Seppuku – Why did the samurai cut their own bellies?

Seppuku – Why did the samurai cut their own bellies?


When watching historical plays you often see samurai committing seppuku. He would hold a dagger and plunge it into his stomach, cutting it until his own death. It is a shocking custom of the Samurai, famously known outside Japan as harakiri. Seppuku was only allowed for samurai, and it was considered a method in which one died with honor.

Why belly?

The samurai would cut his stomach in a straight line or in the shape of a cross. By his own will, he will plunge the dagger into his left side and drag it horizontally. When performing and cross-shape seppuku he would pull the dagger out and plunge it again into the pit of his stomach and cut downwards. It is a frightening scene even just to imagine. Anatomically, there are no thick blood vessels around the stomach, so seppuku does not cause on to bleed to death that fast. It is a method that causes one to writhe in agony while he slowly bleeds to death. But why did the samurai, in the name of “dying an honorable death” choose such a method?

A Harakiri scene from Kabuki theater


The first seppuku that can be verified on record was in 988. A bandit named Fujiwara-no Yasusuke tried to commit suicide by cutting open his belly and pulling out his intestines when he was about to be captured. This means seppuku did not actually began with a samurai. After that, there are some records or samurai committing seppuku during the Muromachi era, but the main formula for seppuku was for samurai to follow their masters to their grave.

The Original Meaning of Seppuku

When the nation was deep into civil war and battles happening everywhere, many samurai who had the misfortune of losing in battle and fearing for their lives chose suicide by seppuku rather than be killed or capture by their foes. They began to believe that dying with the greatest pain was a samurai’s honor. Also, when an army defending a castle faced defeat, the commander sometimes offered to commit seppuku in exchange for the safety of his family members and soldiers.

It was also a practice for samurai to follow their lord into death by committing seppuku.  This was specifically known as oibara and served as a demonstration of not only loyalty, but also an honourable alternative to the masterless exile of becoming ronin.  Another use of seppuku was as a form of protest.  Whilst a samurai was bound to obey their lord in all circumstances, some particularly principled samurai would commit seppuku rather than carry out orders they thought were unjust so as to keep their honor intact.

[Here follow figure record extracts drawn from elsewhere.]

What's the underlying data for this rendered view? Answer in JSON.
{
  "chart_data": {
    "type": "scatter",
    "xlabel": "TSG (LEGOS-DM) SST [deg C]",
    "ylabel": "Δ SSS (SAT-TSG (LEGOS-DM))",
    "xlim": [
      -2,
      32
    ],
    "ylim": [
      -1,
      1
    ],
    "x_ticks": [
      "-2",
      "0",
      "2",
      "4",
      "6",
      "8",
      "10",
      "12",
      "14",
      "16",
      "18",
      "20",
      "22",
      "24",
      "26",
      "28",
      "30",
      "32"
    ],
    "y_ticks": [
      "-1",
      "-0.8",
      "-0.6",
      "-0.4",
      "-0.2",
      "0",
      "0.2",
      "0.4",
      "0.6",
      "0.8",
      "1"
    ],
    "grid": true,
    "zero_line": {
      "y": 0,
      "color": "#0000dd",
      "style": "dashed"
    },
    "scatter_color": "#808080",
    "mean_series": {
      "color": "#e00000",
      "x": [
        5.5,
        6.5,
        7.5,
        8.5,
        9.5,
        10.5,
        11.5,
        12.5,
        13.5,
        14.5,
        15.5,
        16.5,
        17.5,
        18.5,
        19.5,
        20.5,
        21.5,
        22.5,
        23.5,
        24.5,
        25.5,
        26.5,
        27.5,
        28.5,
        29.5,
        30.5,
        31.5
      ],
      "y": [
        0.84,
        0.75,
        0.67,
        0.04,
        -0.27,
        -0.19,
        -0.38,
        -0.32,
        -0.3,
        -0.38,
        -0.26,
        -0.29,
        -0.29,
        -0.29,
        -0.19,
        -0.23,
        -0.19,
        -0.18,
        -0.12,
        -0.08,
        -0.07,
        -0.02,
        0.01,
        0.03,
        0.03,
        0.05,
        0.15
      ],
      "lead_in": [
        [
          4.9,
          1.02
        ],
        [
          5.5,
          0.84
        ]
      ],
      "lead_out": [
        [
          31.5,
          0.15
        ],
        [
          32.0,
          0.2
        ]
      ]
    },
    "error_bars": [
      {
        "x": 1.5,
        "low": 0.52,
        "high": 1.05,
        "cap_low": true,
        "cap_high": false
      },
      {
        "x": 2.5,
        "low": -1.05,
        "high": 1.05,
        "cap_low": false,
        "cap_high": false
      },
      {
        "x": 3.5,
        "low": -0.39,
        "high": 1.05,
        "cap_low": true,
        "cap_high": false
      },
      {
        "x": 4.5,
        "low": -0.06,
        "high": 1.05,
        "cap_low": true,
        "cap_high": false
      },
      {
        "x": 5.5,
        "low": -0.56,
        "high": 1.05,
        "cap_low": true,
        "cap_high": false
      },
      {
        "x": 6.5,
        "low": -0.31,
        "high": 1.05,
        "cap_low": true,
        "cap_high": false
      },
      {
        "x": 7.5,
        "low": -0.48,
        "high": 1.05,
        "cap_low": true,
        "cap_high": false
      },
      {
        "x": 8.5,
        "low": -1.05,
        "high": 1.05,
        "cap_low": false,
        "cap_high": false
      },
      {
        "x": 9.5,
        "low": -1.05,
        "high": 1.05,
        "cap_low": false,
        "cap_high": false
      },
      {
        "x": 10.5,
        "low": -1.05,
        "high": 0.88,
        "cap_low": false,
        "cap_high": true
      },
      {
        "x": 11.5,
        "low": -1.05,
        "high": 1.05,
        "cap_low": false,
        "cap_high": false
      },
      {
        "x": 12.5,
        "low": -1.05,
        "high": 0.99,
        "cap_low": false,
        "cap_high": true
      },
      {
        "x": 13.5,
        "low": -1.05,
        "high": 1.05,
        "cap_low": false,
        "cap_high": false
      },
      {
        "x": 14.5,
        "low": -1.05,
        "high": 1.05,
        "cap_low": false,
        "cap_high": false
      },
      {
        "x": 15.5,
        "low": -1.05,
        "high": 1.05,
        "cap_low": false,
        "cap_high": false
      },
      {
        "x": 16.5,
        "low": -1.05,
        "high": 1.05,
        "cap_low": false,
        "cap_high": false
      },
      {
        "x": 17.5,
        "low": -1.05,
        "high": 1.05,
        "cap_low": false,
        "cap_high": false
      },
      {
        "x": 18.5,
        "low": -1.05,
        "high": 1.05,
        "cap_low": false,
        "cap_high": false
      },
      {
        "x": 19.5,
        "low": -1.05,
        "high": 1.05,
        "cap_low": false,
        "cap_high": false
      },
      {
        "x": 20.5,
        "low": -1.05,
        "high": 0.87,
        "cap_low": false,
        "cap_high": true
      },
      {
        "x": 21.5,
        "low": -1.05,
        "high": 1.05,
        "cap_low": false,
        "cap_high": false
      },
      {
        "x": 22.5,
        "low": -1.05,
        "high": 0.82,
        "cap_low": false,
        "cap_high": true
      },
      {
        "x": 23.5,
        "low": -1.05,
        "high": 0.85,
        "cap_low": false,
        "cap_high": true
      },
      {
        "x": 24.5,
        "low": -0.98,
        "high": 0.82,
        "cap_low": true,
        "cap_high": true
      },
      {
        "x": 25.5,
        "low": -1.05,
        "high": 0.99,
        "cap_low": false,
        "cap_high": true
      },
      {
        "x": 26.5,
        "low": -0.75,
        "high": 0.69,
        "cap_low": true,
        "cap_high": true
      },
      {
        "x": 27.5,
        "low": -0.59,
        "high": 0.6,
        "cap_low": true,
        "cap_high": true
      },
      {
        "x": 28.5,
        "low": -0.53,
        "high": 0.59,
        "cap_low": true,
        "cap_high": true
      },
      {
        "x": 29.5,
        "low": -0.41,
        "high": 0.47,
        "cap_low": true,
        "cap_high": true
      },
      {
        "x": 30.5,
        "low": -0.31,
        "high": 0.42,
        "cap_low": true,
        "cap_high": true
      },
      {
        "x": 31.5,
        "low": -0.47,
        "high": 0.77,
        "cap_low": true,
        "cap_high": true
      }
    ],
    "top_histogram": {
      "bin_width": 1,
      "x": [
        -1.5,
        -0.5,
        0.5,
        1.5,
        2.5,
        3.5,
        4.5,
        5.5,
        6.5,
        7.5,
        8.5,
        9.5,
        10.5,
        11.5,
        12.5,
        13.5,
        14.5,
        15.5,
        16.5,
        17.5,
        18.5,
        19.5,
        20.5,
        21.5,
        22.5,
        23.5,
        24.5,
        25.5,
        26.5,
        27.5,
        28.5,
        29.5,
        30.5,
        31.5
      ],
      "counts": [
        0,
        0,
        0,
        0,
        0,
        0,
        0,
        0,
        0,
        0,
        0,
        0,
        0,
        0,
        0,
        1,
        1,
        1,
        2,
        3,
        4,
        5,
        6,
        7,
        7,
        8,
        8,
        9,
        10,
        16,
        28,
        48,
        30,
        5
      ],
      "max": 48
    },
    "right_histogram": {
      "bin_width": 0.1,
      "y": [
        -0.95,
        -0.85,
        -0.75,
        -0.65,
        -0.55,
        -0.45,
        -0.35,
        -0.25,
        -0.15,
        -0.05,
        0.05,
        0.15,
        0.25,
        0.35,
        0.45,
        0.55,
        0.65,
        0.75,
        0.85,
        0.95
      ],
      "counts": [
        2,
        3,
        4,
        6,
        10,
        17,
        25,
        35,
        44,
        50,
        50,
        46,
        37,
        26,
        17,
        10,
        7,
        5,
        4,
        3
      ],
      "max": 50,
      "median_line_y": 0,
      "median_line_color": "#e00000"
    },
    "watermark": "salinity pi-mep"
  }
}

Woodblock print of Samurai committing Seppuku


However, during the sengoku (civil war) era, the meaning of seppuku changed dramatically and became a form of punishment for the samurai. Up until then, seppuku was done voluntarily, but from this era those who held authority or those who had won in battle would be able to order someone to commit seppuku as a form of execution for their failures. In the Edo period the “order” for seppuku was established with the introduction of a “beheader” called Kaishakunin. Specifically, the beheader would stand over the samurai committing seppuku and cut off his head. The head would be handed over for examination. Since seppuku developed into an involuntary method of execution, a beheader was introduced to free the person from severe pain. Yet, the beheader had to be a highly skillful swordsman, as he was required to cut of the head in one blow. Failing the beheading meant striking the person repeatedly and putting him through even more pain, and it was even considered unfitting for a samurai and an embarrassment for the household in charge of the seppuku. Therefore, sometimes the lord would ask other lords to send them a skillful beheader.

Kabuki actor performing Harakiri action

Seppuku as a Ritual

As the Edo period reached a time of peace, seppuku simply became a formality. The purification ritual, the notification to the authorities, the preparations and clothing for the day, the length of the dagger, the actual method of seppuku, the method of beheading, the method of autopsy were all decided meticulously, and seppuku was carried out like a on an assembly line. Cutting one’s belly to commit suicide has existed in cultures around the world, but Japan’s complete manualization of it is an extreme rarity.

Harakiri scene


Unlike the samurai during the Sengoku period who lived through a time when they could lose their lives at any moment, in the peaceful Edo period many samurai were no longer able to plunge a dagger into their own stomach. This caused a further change in the “seppuku” method, where the samurai would not actually cut his stomach but simply touch the dagger laid on a special table, and the beheader would strike him. Some of them would be completely overcome with fear and lose their composure when seeing the dagger, so a wooden sword or a white fan would be placed instead of the dagger. As he reached out for the wooden sword of the fan, the beheader would strike his head. When word got out that a person had committed “seppuku” using a fan, people may make fun of him as a coward, calling him a “fan-belly”.

Woodblock print of Samurai committing Harakiri


Actually, there are no records of any clan lords or daimyos committing seppuku because political failures. Usually their generals or close attendants would commit seppuku to resolve the issue. There is a Japanese idiom “being forced to cut one’s belly” which is used in situations where someone is forced to bear responsibility or resign from office. Since the old days, there always seems to be cases where those in power force people under them to bear responsibility.